Non perdere tempo!
di Comitato Scientifico del C.L.I.

È troppo lungo il tempo che intercorre fra i primi dolori dell’infarto miocardico e il ricovero dell’ammalato in ospedale. È ben dimostrato che se questo venisse accorciato, il numero delle morti si ridurrebbe per la possibilità di contrastare efficacemente molte gravi complicanze della fase iniziale della malattia. Ogni ritardo dell’ospedalizzazione pregiudica le possibilità terapeutiche durante le primissime ore che sono quelle in cui l’ammalato corre i maggiori rischi. Molti fondamentali progressi nell’assistenza e nelle terapie urgenti vengono vanificati dal ritardo. Nonostante tutte le esortazioni, il tempo medio di ricovero supera sempre le quattro ore dall’inizio dell’attacco; responsabile del ritardo è in più della metà dei casi lo stesso ammalato o i suoi familiari: si spera sempre che il dolore passi spontaneamente, si chiama il medico, si decide di fare l’elettrocardiogramma. Solo se il dolore persiste, si aggrava, o se compaiono complicazioni, si decide di andare in ospedale.
È indispensabile fare uno sforzo ininterrotto di informazione perché entri nella mentalità della gente il concetto di urgenza in caso di allarme cardiaco. Le grandi campagne, attraverso i mezzi di informazione di massa, in molti Paesi sono riuscita a sensibilizzare il pubblico sull’importanza del pronto intervento e gli effetti positivi non sono mancati. Nell’ambito della prevenzione e del trattamento dell’infarto, l’informazione deve essere diversa secondo che sia indirizzata al grande pubblico oppure ad un ammalato che già ha sofferto di attacchi cardiaci.
L’ammalato di insufficienza coronarica conosce bene il suo dolore e non è necessario fargliene la descrizione precisa. Permane, invece, diffusa la tendenza a sopportare questo dolore, attendendo che passi per effetto della trinitrina.
Il messaggio che deve essergli indirizzato è che questo dolore può preannunciare o essere l’esordio di un infarto e che ogni minuto è prezioso. Se un dolore già comparso in precedenza, non recede dopo l’assunzione della dose abituale di trinitrina, se è più intenso di quelli già avvertiti, se insorge in seguito a cause scatenanti diverse dalle solite, se è accompagnato da aritmia, tachicardia, sudorazione, senso di mancamento, deve essere considerato un segno di allarme e impone il ricovero in un centro specializzato senza indugi.

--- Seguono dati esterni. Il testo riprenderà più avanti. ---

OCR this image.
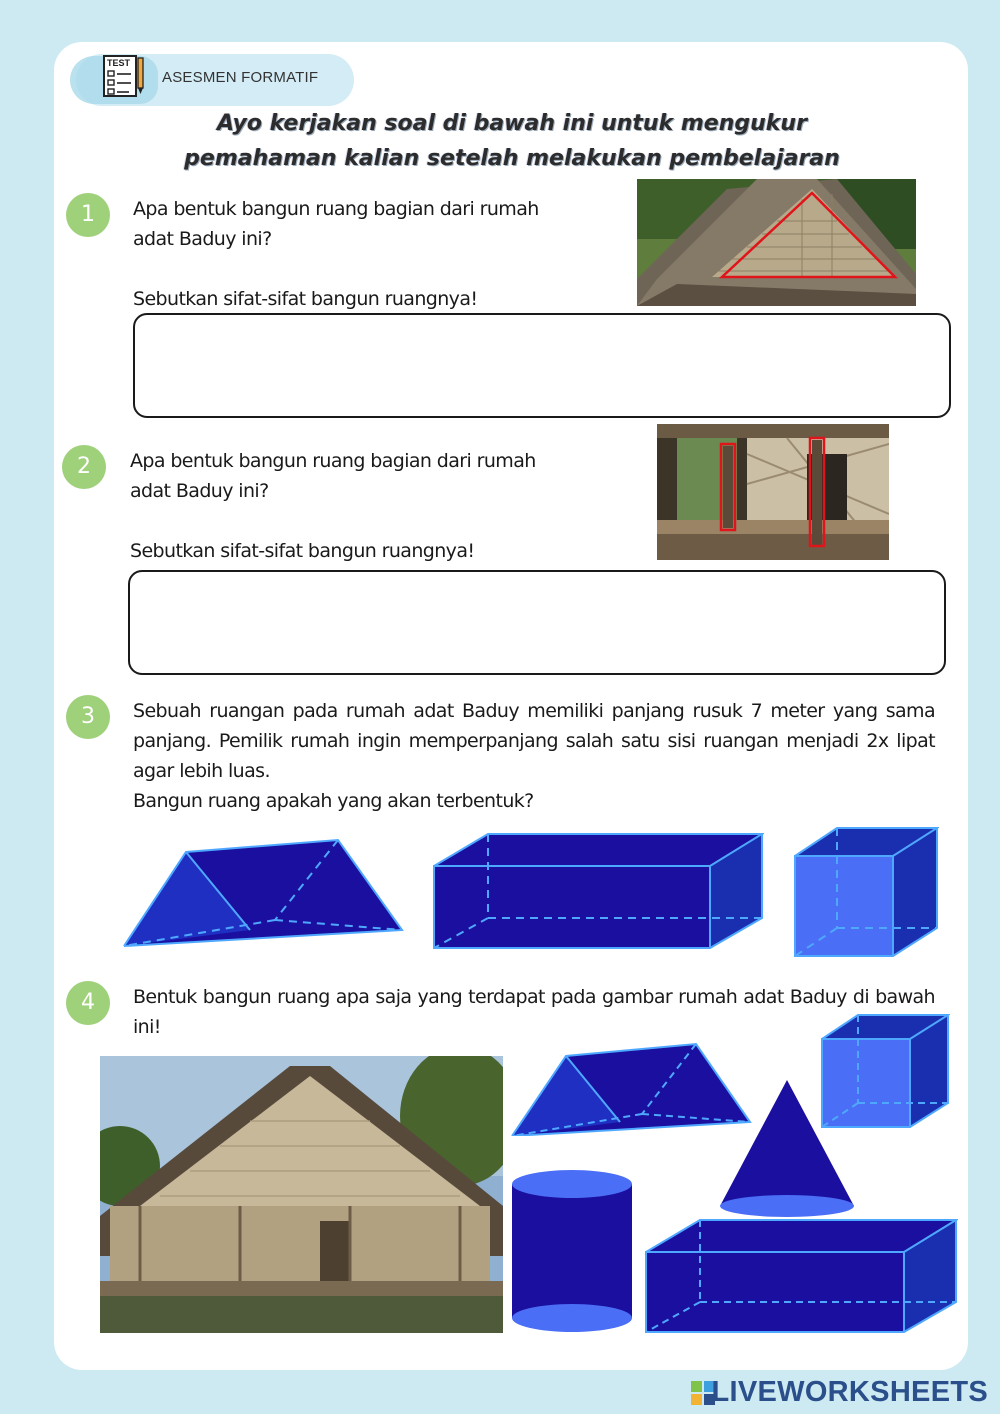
TEST
ASESMEN FORMATIF
Ayo kerjakan soal di bawah ini untuk mengukur
pemahaman kalian setelah melakukan pembelajaran
1	Apa bentuk bangun ruang bagian dari rumah
adat Baduy ini?
Sebutkan sifat-sifat bangun ruangnya!
2	Apa bentuk bangun ruang bagian dari rumah
adat Baduy ini?
Sebutkan sifat-sifat bangun ruangnya!
3	Sebuah ruangan pada rumah adat Baduy memiliki panjang rusuk 7 meter yang sama panjang. Pemilik rumah ingin memperpanjang salah satu sisi ruangan menjadi 2x lipat agar lebih luas.
Bangun ruang apakah yang akan terbentuk?
4	Bentuk bangun ruang apa saja yang terdapat pada gambar rumah adat Baduy di bawah ini!
LIVEWORKSHEETS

Sono importanti anche le circostanze in cui il dolore insorge: se inizia durante il riposo è maggiormente inquietante. Il fatto che scompaia spontaneamente dopo qualche tempo non deve rassicurare né fare attendere.
È ugualmente importante attirare l’attenzione sui disturbi digestivi che frequentemente accompagnano l’infarto: la “pseudoindigestione” che sveglia in piena notte un soggetto che in precedenza è stato sempre bene e non ha mai avvertito disturbi digestivi, che insorge dopo un pasto normale o dopo che si è addormentato senza problemi, può essere indicativa di minaccia d’infarto o d’infarto già in atto. Accade non raramente che un attacco coronarico venga scambiato per un dolore gastrico o una colica addominale.
Altrettanto frequentemente accade che l’ammalato attenda il mattino per chiamare il medico o per recarsi all’ospedale perdendo pericolosamente tempo prezioso.
Di fronte ad un segno d’allarme è indispensabile sincerarsi subito delle proprie condizioni cardiache. Meglio correre per un falso allarme che perdere tempo in caso di attacco.

  • Se le evenienze sopradette si verificano per strada non è opportuno andare a casa, meglio andare direttamente all’ospedale.
  • Se insorgono in casa non è opportuno chiamare il medico, meglio chiamare l’autoambulanza  118
  • Se l’ambulanza non è prontamente disponibile, meglio usare l’auto o un taxi, adagiando l’ammalato in posizione comoda.